I'll be honest, the presence of that graffiti in my neighborhood triggered childhood feelings of inferiority, anger, and sadness. If I am not vigilant, those three together could reduce me to a lump of bitterness. I've been in that place before, but the stakes are much higher now. I want to be able to model for my daughter a sense of wholeness and self-accepting love for oneself. But I also want her to learn how to value people, their humanity, who they are, and what they have to contribute, regardless of how different from her they may be.

She should not have to cower, make herself smaller, or become palatable in the presence of those who are frightened by her parentage.

So much of what upsets me about what happened near our home is felt on her behalf. Similarly, with the tone that's been struck in the public square — this isn't the kind of country I want her to grow up in. And it is her country. My beautiful daughter in all her wonderful, built-in "diversity." She belongs here too. She should not have to cower, make herself smaller, or become palatable in the presence of those who are frightened by her parentage. And yet, I want her to understand the concept of being "your brother and sister's keeper." The idea that your neighbor isn't just someone who lives next door to you.

In the wake of Charlottesville, I started thinking about volunteerism as a way to shake off the hopelessness and the urge to go into a self-protective cocoon. The malevolent energy of white supremacy and anti-Semitism seeks to divide and conquer. I wanted to fight back with benevolent energy, with acts of kindness that unify people and remind us how much we truly need each other.

I began looking for a way to do this with my 2-year-old in tow. I didn't have to look long.
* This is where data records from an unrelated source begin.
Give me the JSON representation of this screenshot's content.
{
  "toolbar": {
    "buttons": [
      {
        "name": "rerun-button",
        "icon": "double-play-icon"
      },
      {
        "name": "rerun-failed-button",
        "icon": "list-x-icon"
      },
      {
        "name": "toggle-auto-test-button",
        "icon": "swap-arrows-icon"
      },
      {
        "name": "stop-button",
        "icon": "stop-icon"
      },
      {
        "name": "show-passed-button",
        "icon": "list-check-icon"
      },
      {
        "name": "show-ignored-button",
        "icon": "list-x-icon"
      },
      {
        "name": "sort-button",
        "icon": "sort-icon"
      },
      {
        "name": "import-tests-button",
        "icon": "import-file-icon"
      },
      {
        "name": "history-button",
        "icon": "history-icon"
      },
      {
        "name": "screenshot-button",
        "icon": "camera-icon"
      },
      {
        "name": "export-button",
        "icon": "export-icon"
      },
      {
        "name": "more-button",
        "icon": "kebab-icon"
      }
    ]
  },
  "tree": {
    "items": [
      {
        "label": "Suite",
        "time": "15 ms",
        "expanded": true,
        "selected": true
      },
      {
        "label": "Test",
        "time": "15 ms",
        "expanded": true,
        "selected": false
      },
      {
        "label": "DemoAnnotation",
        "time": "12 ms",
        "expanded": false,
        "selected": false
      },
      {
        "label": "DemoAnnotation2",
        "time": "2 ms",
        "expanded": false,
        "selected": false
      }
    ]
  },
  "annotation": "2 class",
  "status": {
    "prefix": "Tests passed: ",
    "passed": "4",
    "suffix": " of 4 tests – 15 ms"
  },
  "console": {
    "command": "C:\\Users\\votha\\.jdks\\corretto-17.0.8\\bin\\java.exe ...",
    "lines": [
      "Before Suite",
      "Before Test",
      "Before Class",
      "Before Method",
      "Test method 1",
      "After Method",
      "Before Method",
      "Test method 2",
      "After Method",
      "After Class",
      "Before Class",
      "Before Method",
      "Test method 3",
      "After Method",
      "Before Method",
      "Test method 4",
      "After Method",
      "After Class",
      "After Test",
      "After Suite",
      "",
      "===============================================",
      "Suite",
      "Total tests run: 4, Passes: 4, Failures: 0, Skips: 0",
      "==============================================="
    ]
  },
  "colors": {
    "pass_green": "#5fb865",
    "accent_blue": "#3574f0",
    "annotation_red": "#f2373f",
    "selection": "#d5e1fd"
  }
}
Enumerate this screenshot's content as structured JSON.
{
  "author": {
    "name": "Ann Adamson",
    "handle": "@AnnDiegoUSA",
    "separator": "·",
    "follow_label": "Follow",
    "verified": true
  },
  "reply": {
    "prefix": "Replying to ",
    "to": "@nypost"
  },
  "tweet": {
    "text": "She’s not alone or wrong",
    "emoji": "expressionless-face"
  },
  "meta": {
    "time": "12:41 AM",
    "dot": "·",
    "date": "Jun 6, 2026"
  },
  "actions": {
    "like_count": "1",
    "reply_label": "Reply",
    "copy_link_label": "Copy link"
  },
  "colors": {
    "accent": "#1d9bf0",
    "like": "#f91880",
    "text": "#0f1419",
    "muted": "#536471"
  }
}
Only days after the incident, a request for diapers was posted by a fellow mom in my neighborhood Facebook group. She was working with the Diaper Bank in Houston — her hometown — on behalf of children in need after Hurricane Harvey.

My little girl and I had fun gathering all of our extra diapers and wipes into a bag. I explained to her that there had been a big rainstorm in Texas, in a town called Houston, and there were a lot of babies and little kids who lived there who needed our help. Toddlers love to help. She was all smiles as we rolled up in front of the woman's front porch with our Trader Joe's shopping bag full of stuff for the Houston kiddos. It seemed fitting that a kind of antidote to the poisonous and cruel deed done in my neighborhood should come from an act of charity within that same neighborhood.

It's a small thing, I know, and when I consider the larger systemic part of how racism grips our country by the neck, I know this lone action is simply not enough. But in terms of encouraging my child to become someone who cares about people and who would want to help change that systemic injustice, it's foundational. You can build on a foundation.

Maybe in time, we can recover from this fire that's spread across the land, regenerate and grow something beautiful. Maybe we can rise from the ashes, like the garden across the street from our apartment. I don't know. Sometimes I really don't think so, but I want to try anyway.

I want to do it because every day I wake up to a pair of brown eyes staring back at me with leftover sleep in the corners and an unwavering gaze of trust and pure delight to see me. And even though I'll admit that some days, my discouragement only begrudgingly gives way to hope, she makes me want to believe there's still time to make it right. It reminds me of the lyrics to "White Man's World," my favorite Jason Isbell song: "I still have faith but I don't know why. Maybe it's the fire in my little girl's eyes."